John Philpott on 14 Jun 2016 00:02:39
Was happy to find a WordCloud visual by Microsoft in the gallery. Then I tried using it. The tool needs some more customizations, most importantly some smarts to ignore common words such as 'the', 'and', 'it', etc. Secondary to this, the ability to customize minimum number before a word appears would be helpful as well.
- Comments (4)
RE: Improve the WordCloud visual
can copy and paste the NLTK stop words in (faff), and also choose a minimum boundary for word frequency (don't know if that's new), but an n-gram separation option would be great.
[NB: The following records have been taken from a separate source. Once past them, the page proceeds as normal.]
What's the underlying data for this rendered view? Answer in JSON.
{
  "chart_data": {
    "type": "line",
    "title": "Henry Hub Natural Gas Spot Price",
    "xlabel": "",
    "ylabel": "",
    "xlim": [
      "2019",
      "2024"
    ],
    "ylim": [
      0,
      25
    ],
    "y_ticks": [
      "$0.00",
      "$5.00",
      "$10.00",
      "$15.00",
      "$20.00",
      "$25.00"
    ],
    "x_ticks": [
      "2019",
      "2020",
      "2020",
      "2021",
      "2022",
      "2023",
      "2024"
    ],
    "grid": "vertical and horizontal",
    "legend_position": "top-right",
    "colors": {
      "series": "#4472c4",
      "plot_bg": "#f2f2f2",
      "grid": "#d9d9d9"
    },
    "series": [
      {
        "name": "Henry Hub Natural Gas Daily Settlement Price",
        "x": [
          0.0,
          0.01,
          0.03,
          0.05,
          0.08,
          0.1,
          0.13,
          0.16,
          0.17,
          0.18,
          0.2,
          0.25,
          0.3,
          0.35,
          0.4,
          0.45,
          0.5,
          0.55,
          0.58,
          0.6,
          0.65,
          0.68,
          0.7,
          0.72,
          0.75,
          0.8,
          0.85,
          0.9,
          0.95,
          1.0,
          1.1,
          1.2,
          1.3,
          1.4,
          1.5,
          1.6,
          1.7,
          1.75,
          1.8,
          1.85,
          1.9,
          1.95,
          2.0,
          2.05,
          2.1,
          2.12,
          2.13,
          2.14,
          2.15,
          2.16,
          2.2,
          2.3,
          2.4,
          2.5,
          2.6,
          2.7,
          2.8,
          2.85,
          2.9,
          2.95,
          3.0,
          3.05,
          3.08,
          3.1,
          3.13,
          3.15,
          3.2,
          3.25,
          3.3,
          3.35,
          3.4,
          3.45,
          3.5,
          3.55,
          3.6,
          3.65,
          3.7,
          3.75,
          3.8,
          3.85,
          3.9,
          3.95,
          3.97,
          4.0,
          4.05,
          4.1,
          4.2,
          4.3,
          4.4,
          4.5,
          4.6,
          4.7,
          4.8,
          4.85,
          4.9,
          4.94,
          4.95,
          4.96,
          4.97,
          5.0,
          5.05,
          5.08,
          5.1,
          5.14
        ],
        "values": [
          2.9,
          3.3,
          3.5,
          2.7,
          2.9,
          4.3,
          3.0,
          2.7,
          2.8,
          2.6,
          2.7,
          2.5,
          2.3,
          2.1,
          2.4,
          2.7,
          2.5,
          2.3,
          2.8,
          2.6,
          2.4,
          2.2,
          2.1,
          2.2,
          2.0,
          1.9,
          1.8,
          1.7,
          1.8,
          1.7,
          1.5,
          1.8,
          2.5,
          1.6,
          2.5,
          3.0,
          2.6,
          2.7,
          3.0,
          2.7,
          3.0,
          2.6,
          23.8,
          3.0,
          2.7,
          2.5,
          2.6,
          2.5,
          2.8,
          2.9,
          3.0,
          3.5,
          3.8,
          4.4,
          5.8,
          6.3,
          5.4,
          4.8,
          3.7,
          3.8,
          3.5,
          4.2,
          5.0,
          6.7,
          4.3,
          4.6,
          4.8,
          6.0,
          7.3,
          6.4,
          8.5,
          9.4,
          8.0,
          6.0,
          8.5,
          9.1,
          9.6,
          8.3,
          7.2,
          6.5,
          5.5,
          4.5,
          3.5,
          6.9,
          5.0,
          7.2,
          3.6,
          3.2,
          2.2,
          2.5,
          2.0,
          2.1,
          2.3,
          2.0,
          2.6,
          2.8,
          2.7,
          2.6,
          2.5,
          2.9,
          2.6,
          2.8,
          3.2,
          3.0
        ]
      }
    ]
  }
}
RE: Improve the WordCloud visual
Need bi-gram feature
RE: Improve the WordCloud visual
The stop words work well but apostrophes do not get filtered either...
I also agree with Joie's comments.
RE: Improve the WordCloud visual
I found that enabling the default stopwords in the visual did the trick for most common English words to filter out. I do agree though that it is missing many customizations. Advanced stopwords, alternate stopword lists, string length on stopwords, color customization - these are all lacking in the current visualization.
Currently I am playing with the tm and wordcloud packages in R to get what I need for wordclouds. They provide for all the above that I mentioned plus you can filter out numbers, punctuation, sort out case inconsistencies and plot to an image if needed (although I have not played with that yet).